Originally posted on Friday, January 3rd, 2014

Notwithstanding Paul Krugman’s obsessive derogation of the gold standard — and a recent bungled attempt by Prof. Krugman to enlist Adam Smith as an authority for his position —

James Tassie‘s enamel paste medallion of Smith courtesy of Wikipedia

— it is clear that Smith understood precisely how elegant the mechanism by which the classical gold standard worked to allow the marketplace itself to regulate liquidity balances.

Smith, in Wealth of Nations, Chapter II Part II:

Let us suppose that all the paper of a particular bank, which the circulation of the country can easily absorb and employ, amounts exactly to forty thousand pounds; and that for answering occasional demands, this bank is obliged to keep at all times in its coffers ten thousand pounds in gold and silver. Should this bank attempt to circulate forty-four thousand pounds, the four thousand pounds which are over and above what the circulation can easily absorb and employ, will return upon it almost as fast as they are issued. For answering occasional demands, therefore, this bank ought to keep at all times in its coffers, not eleven thousand pounds only, but fourteen thousand pounds. It will thus gain nothing by the interest of the four thousand pounds excessive circulation; and it will lose the whole expence of continually collecting four thousand pounds in gold and silver, which will be continually going out of its coffers as fast as they are brought into them.
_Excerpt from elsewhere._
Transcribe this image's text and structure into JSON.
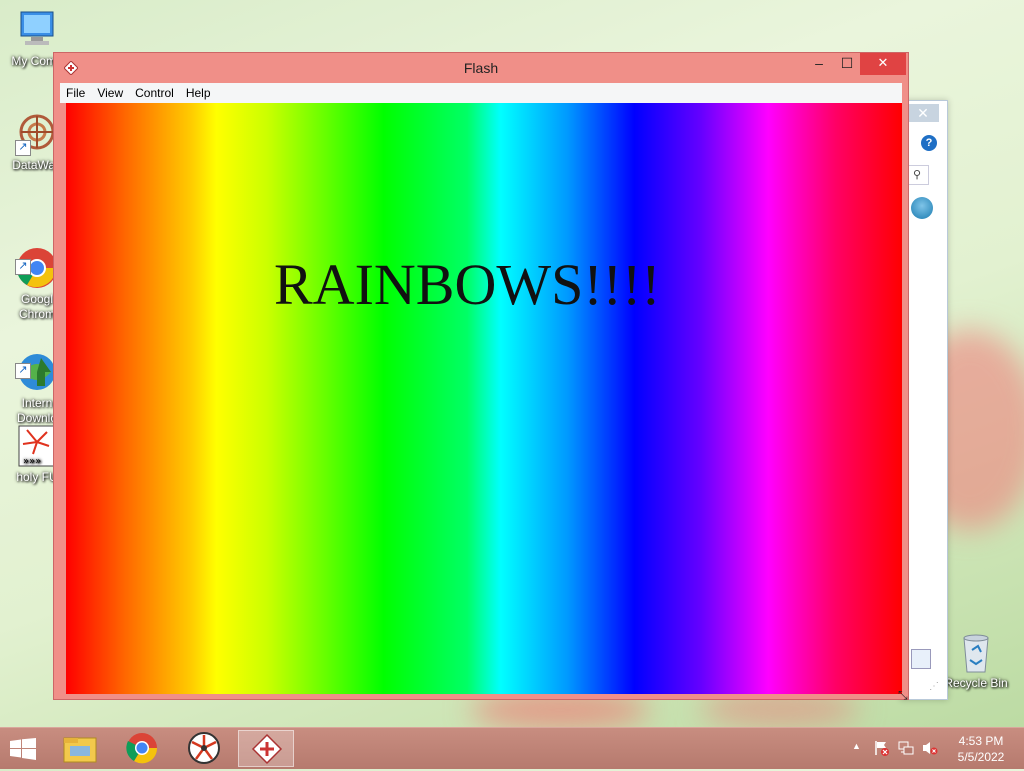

Neither Smith nor the modern proponents of the classical gold standard consider it to be flawless.  It merely is, as Lewis E. Lehrman, founder and chairman of the Lehrman Institute, consistently observes: the least imperfect monetary system ever attempted as demonstrated in the laboratory of history.  Smith:

Had every particular banking company always understood and attended to its own particular interest, the circulation never could have been overstocked with paper money. But every particular banking company has not always understood or attended to its own particular interest, and the circulation has frequently been overstocked with paper money.
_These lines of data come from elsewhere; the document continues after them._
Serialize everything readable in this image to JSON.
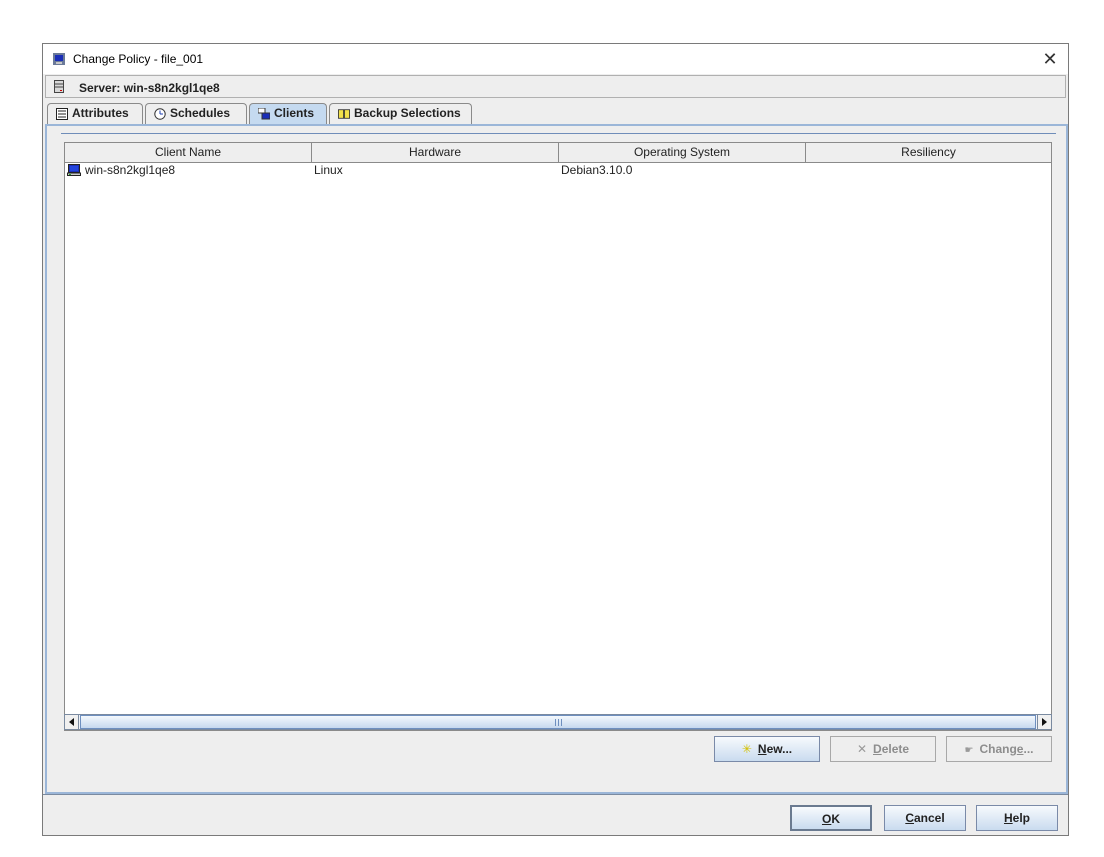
{
  "window": {
    "title": "Change Policy - file_001",
    "close_icon": "close-icon"
  },
  "server": {
    "label": "Server: win-s8n2kgl1qe8",
    "icon": "server-icon"
  },
  "tabs": [
    {
      "label": "Attributes",
      "icon": "attributes-icon",
      "active": false
    },
    {
      "label": "Schedules",
      "icon": "schedules-icon",
      "active": false
    },
    {
      "label": "Clients",
      "icon": "clients-icon",
      "active": true
    },
    {
      "label": "Backup Selections",
      "icon": "backup-selections-icon",
      "active": false
    }
  ],
  "clients_table": {
    "columns": [
      "Client Name",
      "Hardware",
      "Operating System",
      "Resiliency"
    ],
    "rows": [
      {
        "client_name": "win-s8n2kgl1qe8",
        "hardware": "Linux",
        "operating_system": "Debian3.10.0",
        "resiliency": "",
        "icon": "computer-icon"
      }
    ]
  },
  "panel_buttons": {
    "new": {
      "prefix": "",
      "mnemonic": "N",
      "suffix": "ew...",
      "enabled": true
    },
    "delete": {
      "prefix": "",
      "mnemonic": "D",
      "suffix": "elete",
      "enabled": false
    },
    "change": {
      "prefix": "Chang",
      "mnemonic": "e",
      "suffix": "...",
      "enabled": false
    }
  },
  "dialog_buttons": {
    "ok": {
      "prefix": "",
      "mnemonic": "O",
      "suffix": "K"
    },
    "cancel": {
      "prefix": "",
      "mnemonic": "C",
      "suffix": "ancel"
    },
    "help": {
      "prefix": "",
      "mnemonic": "H",
      "suffix": "elp"
    }
  },
  "colors": {
    "active_tab": "#c5daf0",
    "accent_border": "#9bb6d8"
  }
}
By issuing too great a quantity of paper, of which the excess was continually returning, in order to be exchanged for gold and silver, the Bank of England was for many years together obliged to coin gold to the extent of between eight hundred thousand pounds and a million a year; or at an average, about eight hundred and fifty thousand pounds.*17 For this great coinage the bank (in consequence of the worn and degraded state into which the gold coin had fallen a few years ago) was frequently obliged to purchase gold bullion at the high price of four pounds an ounce, which it soon after issued in coin at 3l. 17s. 10½d.an ounce, losing in this manner between two and a half and three per cent. upon the coinage of so very large a sum. Though the bank therefore paid no seignorage, though the government was properly at the expence of the coinage, this liberality of government did not prevent altogether the expence of the bank.

Gold is imperfect.  So is expert managed currency.

Over 40 years of the “Federal Reserve Note Standard,” freed of gold’s definitional requirements, correlates, according to the Bank of England, to more frequent, deeper and longer recessions, worse inflation, worse job creation, and more banking and currency crises.  Rather than arguing from doctrine (and even dogma), or even by reference to authority, as Prof. Krugman does by digging up some old tropes of Keynes, or by knocking down straw man arguments … it is long past time that the proponents of fiduciary monetary policy to start arguing from empirical data.  Unfortunately for the proponents of money managed by elite civil servants the data do not support their infatuation.